13. Summary: Charles Pearson, a solicitor of London introduced the under ground railway systems for the first-time. In 1860 the first phase of its construction began. At first the cut and cover method was used to construct it. After the first phase of construction it attracted all out 10 million people in the first year of its operation. Later as during its expansion a new method was used to construct it without any disturbance on the surface.

14. Summary:

The Shatgombuj Mosque is one of the three world Heritage Sites in Bangladesh. This 15th century Islamic edifice is in the suburbs of Bagerhat on the edge of the sundarbans. This mosque is unique with sixty pillars supporting seventy-seven exquisitely curved domes. Great saint Khan Jahan Ali established this enormous Moghul architectural site. This site is some 175 km southwest of Dhaka.

15. Summary:

The Buddhist Vihara at Paharpur is the largest single Buddihist monastery in the Indian Subcontinent. It was a renowned intellectual centre for about a thousand year. Its layout is a perfect match to its religious function. It is a unique artistic achievement influencing South Asian Buddhist architectures. This Somapura Mahavira is a World Heritage Site.


16. Summary:

The Iron Bridge built in 1779 on the river Severn is England’s longest   and the world’s first iron bridge. The bridge area has now become World Heritage Site for its contribution towards industrialization. This graceful circular bridge has a span of 30 meters. It is a specimen of great engineering skill.
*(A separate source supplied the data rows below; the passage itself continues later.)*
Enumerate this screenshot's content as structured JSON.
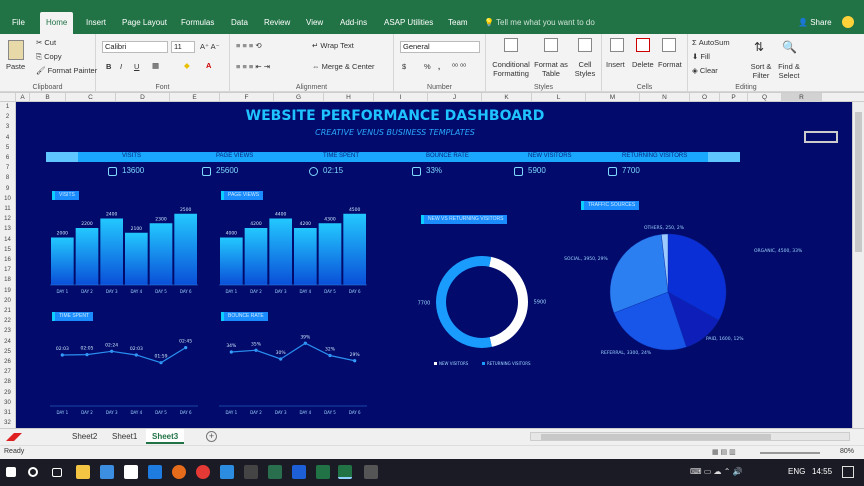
{
  "menu": [
    "File",
    "Home",
    "Insert",
    "Page Layout",
    "Formulas",
    "Data",
    "Review",
    "View",
    "Add-ins",
    "ASAP Utilities",
    "Team"
  ],
  "tell_me": "Tell me what you want to do",
  "share": "Share",
  "ribbon": {
    "clipboard": {
      "paste": "Paste",
      "cut": "Cut",
      "copy": "Copy",
      "format_painter": "Format Painter",
      "label": "Clipboard"
    },
    "font": {
      "name": "Calibri",
      "size": "11",
      "label": "Font",
      "bold": "B",
      "italic": "I",
      "underline": "U"
    },
    "alignment": {
      "wrap": "Wrap Text",
      "merge": "Merge & Center",
      "label": "Alignment"
    },
    "number": {
      "format": "General",
      "label": "Number",
      "percent": "%",
      "comma": ","
    },
    "styles": {
      "conditional": "Conditional Formatting",
      "format_table": "Format as Table",
      "cell_styles": "Cell Styles",
      "label": "Styles"
    },
    "cells": {
      "insert": "Insert",
      "delete": "Delete",
      "format": "Format",
      "label": "Cells"
    },
    "editing": {
      "autosum": "AutoSum",
      "fill": "Fill",
      "clear": "Clear",
      "sort": "Sort & Filter",
      "find": "Find & Select",
      "label": "Editing"
    }
  },
  "columns": [
    "A",
    "B",
    "C",
    "D",
    "E",
    "F",
    "G",
    "H",
    "I",
    "J",
    "K",
    "L",
    "M",
    "N",
    "O",
    "P",
    "Q",
    "R"
  ],
  "rows": [
    "1",
    "2",
    "3",
    "4",
    "5",
    "6",
    "7",
    "8",
    "9",
    "10",
    "11",
    "12",
    "13",
    "14",
    "15",
    "16",
    "17",
    "18",
    "19",
    "20",
    "21",
    "22",
    "23",
    "24",
    "25",
    "26",
    "27",
    "28",
    "29",
    "30",
    "31",
    "32"
  ],
  "dashboard": {
    "title": "WEBSITE PERFORMANCE DASHBOARD",
    "subtitle": "CREATIVE VENUS BUSINESS TEMPLATES",
    "kpis": [
      {
        "label": "VISITS",
        "value": "13600",
        "icon": "user-icon"
      },
      {
        "label": "PAGE VIEWS",
        "value": "25600",
        "icon": "copy-icon"
      },
      {
        "label": "TIME SPENT",
        "value": "02:15",
        "icon": "clock-icon"
      },
      {
        "label": "BOUNCE RATE",
        "value": "33%",
        "icon": "chart-icon"
      },
      {
        "label": "NEW VISITORS",
        "value": "5900",
        "icon": "group-icon"
      },
      {
        "label": "RETURNING VISITORS",
        "value": "7700",
        "icon": "dollar-icon"
      }
    ]
  },
  "chart_data": [
    {
      "type": "bar",
      "title": "VISITS",
      "categories": [
        "DAY 1",
        "DAY 2",
        "DAY 3",
        "DAY 4",
        "DAY 5",
        "DAY 6"
      ],
      "values": [
        2000,
        2200,
        2400,
        2100,
        2300,
        2500
      ],
      "labels": [
        "2000",
        "2200",
        "2400",
        "2100",
        "2300",
        "2500"
      ]
    },
    {
      "type": "bar",
      "title": "PAGE VIEWS",
      "categories": [
        "DAY 1",
        "DAY 2",
        "DAY 3",
        "DAY 4",
        "DAY 5",
        "DAY 6"
      ],
      "values": [
        4000,
        4200,
        4400,
        4200,
        4300,
        4500
      ],
      "labels": [
        "4000",
        "4200",
        "4400",
        "4200",
        "4300",
        "4500"
      ]
    },
    {
      "type": "line",
      "title": "TIME SPENT",
      "categories": [
        "DAY 1",
        "DAY 2",
        "DAY 3",
        "DAY 4",
        "DAY 5",
        "DAY 6"
      ],
      "values": [
        2.03,
        2.05,
        2.24,
        2.03,
        1.59,
        2.45
      ],
      "labels": [
        "02:03",
        "02:05",
        "02:24",
        "02:03",
        "01:59",
        "02:45"
      ]
    },
    {
      "type": "line",
      "title": "BOUNCE RATE",
      "categories": [
        "DAY 1",
        "DAY 2",
        "DAY 3",
        "DAY 4",
        "DAY 5",
        "DAY 6"
      ],
      "values": [
        34,
        35,
        30,
        39,
        32,
        29
      ],
      "labels": [
        "34%",
        "35%",
        "30%",
        "39%",
        "32%",
        "29%"
      ]
    },
    {
      "type": "pie",
      "subtype": "donut",
      "title": "NEW VS RETURNING VISITORS",
      "series": [
        {
          "name": "NEW VISITORS",
          "value": 5900,
          "label": "5900",
          "color": "#ffffff"
        },
        {
          "name": "RETURNING VISITORS",
          "value": 7700,
          "label": "7700",
          "color": "#1a9cff"
        }
      ]
    },
    {
      "type": "pie",
      "title": "TRAFFIC SOURCES",
      "series": [
        {
          "name": "ORGANIC",
          "value": 4500,
          "label": "ORGANIC, 4500, 33%",
          "color": "#0a2fd6"
        },
        {
          "name": "PAID",
          "value": 1600,
          "label": "PAID, 1600, 12%",
          "color": "#0d1fb8"
        },
        {
          "name": "REFERRAL",
          "value": 3300,
          "label": "REFERRAL, 3300, 24%",
          "color": "#1756e8"
        },
        {
          "name": "SOCIAL",
          "value": 3950,
          "label": "SOCIAL, 3950, 29%",
          "color": "#2b7ff0"
        },
        {
          "name": "OTHERS",
          "value": 250,
          "label": "OTHERS, 250, 2%",
          "color": "#9ecbff"
        }
      ]
    }
  ],
  "sheet_tabs": [
    "Sheet2",
    "Sheet1",
    "Sheet3"
  ],
  "status": {
    "ready": "Ready",
    "zoom": "80%"
  },
  "taskbar": {
    "lang": "ENG",
    "time": "14:55"
  }
}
It received the international recognition as a World Heritage Site in 1986.

17. Summary:

The Darjeeling Railway is a model of a passenger train. It is the most outstanding one. It is known as toy train because of its colorful wagons and it moves slowly. It was opened in 1881 across a mountainous region. With the declaration of it being a World Heritage site it is hoped that it will remain operational and retain most of its original beauty.

18. Summary:

The United Nations proclaimed 1983 – 92 the Decade of the Disabled Person. It’s aim was to create equal opportunities for the disabled. But all their attempts were not fulfilled. Being prompted by it the ESCAP declared 1993 - 2002 the Asian and Pacific Decade of the Disabled Persons. Now 3rd December and the First Wednesday of April are observed as the International Day and the National day for the Disabled respectively.